Photographer, designer, and installation artist Barbara Bloom (b. 1951) has built her career out of questioning appearances, exploring the desire for possessions, and commenting on the act of collecting. The Collections of Barbara Bloom, which accompanies a retrospective of the same title at ICP, explores all aspects of her oeuvre,
including works from past multi-media installations and newly made pieces, as well as objects from her vast personal archives of ephemera and advertisements.
In some cases, Bloom revisits previous installations and adds new elements, resisting the delineation between past and present in her work. She often integrates her photographs with furniture to create compelling scenes, as with the installation Greed (1988) from the ICP collection, comprised of a chair, an empty frame, and her own photograph of a museum gallery showing a guard in a chair. An example of one of her "collections" is a complete set of Vladimir Nabokov's writings, with all the book covers redesigned by Bloom. This refers not only to herself as collector, and Nabokov as collector (he obsessively collected his own books), but herself as artist.

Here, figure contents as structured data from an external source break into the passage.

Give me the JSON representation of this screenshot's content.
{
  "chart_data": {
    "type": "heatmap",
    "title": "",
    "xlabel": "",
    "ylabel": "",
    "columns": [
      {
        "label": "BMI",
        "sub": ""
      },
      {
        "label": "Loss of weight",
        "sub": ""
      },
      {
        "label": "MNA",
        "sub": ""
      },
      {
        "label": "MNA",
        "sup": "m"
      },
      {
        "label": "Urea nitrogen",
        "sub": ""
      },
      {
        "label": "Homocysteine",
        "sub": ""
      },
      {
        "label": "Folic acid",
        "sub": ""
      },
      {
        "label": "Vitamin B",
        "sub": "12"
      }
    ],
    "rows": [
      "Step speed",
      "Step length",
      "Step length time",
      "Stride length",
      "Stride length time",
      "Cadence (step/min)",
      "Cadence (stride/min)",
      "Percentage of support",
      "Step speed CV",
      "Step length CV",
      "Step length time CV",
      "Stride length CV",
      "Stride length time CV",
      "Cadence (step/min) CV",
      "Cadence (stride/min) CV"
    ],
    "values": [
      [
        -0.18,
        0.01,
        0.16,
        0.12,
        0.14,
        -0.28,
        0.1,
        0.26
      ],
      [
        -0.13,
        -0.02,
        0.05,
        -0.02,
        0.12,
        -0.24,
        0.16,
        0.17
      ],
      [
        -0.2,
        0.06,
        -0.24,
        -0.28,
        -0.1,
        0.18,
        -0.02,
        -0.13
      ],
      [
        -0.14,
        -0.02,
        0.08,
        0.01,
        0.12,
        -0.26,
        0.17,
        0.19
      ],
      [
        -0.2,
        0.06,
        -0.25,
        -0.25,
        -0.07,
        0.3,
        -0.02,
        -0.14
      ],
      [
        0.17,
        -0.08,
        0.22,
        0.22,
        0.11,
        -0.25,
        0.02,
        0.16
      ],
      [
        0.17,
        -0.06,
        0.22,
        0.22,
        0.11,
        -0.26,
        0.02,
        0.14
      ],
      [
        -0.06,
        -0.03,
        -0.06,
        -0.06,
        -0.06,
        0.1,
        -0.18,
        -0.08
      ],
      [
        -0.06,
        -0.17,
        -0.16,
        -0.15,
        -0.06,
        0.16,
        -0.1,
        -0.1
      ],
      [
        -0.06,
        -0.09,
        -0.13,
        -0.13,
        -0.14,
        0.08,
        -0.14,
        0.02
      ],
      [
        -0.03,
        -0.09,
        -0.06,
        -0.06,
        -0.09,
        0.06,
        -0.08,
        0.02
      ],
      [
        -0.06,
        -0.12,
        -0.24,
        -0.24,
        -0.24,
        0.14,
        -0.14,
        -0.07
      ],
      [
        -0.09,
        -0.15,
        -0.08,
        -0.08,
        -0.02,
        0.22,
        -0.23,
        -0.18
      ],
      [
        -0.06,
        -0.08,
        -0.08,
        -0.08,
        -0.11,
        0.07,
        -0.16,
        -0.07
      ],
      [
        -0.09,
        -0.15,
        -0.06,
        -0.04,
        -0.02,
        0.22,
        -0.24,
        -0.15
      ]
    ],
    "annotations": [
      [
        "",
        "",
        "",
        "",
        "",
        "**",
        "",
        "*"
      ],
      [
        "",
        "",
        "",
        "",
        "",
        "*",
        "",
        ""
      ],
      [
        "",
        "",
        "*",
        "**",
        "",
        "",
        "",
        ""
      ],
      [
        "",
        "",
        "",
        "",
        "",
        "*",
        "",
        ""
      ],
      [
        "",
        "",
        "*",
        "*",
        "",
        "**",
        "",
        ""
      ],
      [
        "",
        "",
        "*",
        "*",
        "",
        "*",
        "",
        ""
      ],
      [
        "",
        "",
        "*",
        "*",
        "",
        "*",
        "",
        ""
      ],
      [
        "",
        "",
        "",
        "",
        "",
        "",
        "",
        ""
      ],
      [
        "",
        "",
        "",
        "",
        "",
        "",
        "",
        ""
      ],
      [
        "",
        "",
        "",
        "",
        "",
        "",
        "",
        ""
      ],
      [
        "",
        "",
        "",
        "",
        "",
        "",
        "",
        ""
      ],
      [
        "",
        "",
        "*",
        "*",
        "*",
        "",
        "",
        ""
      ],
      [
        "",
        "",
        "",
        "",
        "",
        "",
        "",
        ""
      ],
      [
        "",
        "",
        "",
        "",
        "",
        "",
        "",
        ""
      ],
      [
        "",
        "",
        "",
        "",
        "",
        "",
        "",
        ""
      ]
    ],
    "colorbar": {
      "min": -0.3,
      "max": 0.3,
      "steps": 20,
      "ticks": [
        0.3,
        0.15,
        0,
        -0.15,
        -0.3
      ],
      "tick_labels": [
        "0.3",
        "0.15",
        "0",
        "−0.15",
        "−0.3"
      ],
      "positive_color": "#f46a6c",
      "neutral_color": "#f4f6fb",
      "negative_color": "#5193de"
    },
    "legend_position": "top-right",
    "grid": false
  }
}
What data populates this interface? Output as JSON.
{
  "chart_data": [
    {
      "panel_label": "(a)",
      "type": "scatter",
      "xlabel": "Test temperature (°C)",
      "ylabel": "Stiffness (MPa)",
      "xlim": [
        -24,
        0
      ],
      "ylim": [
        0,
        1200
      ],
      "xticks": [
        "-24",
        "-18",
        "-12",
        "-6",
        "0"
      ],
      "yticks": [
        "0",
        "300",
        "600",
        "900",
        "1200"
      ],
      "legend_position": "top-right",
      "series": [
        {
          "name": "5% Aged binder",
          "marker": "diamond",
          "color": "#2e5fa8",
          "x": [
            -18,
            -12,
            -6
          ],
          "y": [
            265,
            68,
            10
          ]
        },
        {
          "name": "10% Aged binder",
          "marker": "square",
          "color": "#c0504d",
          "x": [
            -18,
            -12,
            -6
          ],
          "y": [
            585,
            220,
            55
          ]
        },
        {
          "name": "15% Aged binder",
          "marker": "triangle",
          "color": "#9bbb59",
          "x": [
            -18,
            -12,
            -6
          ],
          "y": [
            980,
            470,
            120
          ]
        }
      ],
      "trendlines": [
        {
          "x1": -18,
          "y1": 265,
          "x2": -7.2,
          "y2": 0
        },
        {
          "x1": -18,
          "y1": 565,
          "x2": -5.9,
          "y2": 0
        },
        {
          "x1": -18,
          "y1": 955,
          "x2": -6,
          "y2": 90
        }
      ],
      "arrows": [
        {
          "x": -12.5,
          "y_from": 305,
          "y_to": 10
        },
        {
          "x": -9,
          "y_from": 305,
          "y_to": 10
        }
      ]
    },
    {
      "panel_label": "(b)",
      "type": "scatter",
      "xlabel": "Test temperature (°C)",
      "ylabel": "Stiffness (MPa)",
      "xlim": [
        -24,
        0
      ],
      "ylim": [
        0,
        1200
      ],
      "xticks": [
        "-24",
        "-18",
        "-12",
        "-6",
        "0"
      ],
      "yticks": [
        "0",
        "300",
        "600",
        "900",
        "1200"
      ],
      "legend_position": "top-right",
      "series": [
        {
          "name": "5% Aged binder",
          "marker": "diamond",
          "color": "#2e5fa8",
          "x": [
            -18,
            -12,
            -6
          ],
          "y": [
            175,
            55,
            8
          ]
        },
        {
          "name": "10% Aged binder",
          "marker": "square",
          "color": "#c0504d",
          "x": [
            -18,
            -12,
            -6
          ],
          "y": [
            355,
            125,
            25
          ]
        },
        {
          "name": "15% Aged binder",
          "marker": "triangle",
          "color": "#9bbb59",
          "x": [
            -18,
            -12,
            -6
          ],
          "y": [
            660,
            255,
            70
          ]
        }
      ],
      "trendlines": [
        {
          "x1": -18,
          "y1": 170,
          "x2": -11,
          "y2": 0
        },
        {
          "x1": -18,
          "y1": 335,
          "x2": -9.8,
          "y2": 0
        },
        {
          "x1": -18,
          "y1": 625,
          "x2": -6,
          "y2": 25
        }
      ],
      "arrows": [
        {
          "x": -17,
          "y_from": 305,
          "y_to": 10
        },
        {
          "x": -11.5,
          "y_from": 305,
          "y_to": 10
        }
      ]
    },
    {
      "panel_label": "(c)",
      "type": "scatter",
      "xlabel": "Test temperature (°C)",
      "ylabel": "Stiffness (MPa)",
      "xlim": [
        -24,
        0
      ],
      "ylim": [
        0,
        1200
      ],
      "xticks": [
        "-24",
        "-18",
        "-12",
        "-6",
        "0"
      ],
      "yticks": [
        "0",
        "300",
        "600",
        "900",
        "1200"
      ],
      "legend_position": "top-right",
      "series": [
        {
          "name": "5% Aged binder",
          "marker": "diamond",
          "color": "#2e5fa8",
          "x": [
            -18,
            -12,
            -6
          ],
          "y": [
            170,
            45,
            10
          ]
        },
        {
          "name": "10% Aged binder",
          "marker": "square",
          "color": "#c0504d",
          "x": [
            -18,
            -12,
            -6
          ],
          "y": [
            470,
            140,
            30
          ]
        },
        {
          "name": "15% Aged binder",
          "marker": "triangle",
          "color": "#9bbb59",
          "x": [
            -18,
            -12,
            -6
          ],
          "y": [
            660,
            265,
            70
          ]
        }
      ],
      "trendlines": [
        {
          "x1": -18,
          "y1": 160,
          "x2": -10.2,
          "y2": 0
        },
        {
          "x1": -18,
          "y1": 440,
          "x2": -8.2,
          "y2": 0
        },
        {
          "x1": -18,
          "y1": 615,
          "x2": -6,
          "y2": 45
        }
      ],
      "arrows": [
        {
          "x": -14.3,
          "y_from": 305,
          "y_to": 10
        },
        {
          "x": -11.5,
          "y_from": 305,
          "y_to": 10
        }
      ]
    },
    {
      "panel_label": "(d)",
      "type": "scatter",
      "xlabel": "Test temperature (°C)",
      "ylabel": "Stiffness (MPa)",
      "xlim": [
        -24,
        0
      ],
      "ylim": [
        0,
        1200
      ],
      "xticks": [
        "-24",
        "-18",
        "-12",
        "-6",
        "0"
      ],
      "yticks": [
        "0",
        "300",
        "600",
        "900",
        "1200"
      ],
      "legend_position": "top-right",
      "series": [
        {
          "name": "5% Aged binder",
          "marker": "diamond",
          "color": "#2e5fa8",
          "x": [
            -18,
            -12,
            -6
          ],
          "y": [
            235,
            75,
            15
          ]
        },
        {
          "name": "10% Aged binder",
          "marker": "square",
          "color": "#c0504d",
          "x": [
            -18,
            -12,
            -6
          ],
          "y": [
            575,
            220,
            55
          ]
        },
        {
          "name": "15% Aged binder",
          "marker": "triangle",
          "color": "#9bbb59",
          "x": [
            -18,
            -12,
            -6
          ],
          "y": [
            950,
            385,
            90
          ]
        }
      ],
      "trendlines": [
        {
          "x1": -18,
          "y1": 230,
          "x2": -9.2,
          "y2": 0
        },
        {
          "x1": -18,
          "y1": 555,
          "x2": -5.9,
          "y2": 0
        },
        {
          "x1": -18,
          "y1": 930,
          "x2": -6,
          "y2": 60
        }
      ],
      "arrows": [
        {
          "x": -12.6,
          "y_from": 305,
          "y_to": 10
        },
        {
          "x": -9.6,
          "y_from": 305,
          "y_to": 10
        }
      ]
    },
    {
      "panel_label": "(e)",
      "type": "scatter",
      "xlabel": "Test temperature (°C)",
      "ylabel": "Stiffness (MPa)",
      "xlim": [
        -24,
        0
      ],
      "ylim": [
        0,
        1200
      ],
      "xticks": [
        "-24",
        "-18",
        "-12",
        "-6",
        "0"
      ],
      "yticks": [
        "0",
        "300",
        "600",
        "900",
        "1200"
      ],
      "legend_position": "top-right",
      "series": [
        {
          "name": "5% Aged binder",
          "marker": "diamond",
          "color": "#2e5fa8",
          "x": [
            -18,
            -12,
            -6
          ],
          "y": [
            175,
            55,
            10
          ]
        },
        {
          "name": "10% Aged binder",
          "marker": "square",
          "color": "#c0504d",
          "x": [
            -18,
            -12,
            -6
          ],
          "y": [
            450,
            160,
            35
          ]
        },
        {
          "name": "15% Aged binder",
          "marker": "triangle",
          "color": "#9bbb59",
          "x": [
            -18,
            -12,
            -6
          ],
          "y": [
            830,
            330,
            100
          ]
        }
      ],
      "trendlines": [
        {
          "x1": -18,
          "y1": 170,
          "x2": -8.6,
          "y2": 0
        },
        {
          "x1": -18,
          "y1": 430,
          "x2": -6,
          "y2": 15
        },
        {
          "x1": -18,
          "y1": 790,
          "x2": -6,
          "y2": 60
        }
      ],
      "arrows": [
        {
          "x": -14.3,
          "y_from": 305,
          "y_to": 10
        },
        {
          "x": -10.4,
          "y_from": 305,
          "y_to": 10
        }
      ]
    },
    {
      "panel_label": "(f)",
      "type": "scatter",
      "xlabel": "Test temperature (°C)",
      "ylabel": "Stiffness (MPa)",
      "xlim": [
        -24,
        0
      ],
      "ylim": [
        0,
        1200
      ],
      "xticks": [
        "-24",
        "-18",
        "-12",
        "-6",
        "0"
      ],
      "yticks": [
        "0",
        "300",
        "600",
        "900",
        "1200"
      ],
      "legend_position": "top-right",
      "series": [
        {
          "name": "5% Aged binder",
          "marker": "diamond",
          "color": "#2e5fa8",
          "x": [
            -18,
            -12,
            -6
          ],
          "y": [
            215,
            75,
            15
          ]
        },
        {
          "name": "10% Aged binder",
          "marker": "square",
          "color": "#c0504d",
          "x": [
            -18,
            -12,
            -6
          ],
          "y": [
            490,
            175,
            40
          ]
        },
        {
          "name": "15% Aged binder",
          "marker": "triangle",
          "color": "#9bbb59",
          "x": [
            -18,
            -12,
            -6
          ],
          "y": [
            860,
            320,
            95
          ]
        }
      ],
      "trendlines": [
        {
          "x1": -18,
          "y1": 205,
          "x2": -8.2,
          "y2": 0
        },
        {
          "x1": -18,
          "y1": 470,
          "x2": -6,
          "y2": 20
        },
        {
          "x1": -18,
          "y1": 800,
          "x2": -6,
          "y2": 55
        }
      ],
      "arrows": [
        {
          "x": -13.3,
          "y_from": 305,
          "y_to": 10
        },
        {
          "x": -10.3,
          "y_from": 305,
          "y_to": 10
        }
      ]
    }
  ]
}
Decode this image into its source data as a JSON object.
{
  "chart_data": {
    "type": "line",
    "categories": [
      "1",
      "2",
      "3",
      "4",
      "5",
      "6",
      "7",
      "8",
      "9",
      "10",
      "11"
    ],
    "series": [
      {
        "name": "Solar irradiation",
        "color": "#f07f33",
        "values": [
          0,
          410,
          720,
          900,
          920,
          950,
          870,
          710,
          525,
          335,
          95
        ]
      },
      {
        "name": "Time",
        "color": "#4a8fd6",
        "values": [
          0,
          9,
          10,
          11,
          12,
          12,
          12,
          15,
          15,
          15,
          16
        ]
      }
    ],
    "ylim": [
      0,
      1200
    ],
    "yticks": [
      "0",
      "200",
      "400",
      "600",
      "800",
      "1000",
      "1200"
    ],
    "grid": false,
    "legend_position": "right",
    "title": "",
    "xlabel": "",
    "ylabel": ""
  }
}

The Collections of Barbara Bloom is an expansion of a project developed as part of Bloom's Wexner Art Center Residency Award in 1998.
Barbara Bloom is a renowned conceptual artist whose intricately crafted installations and witty artist's books have been exhibited internationally. Bloom was born in Los Angeles, California, in 1951, and now lives in New York City. She attended Bennington College in Bennington, Vermont, and studied with John Baldessari at the California Institute of the Arts in Valencia, California. She won the Aperto prize for best young artist at the 1988 Venice Biennale, and has since had one-person shows at the Serpentine Gallery, London (1990), the Wexner Center for the Visual Arts, Columbus, Ohio (1996), and the Museum of Contemporary Art, Los Angeles (1998).
Exhibition: International Center of Photography, New York, January 18 to May 4, 2008.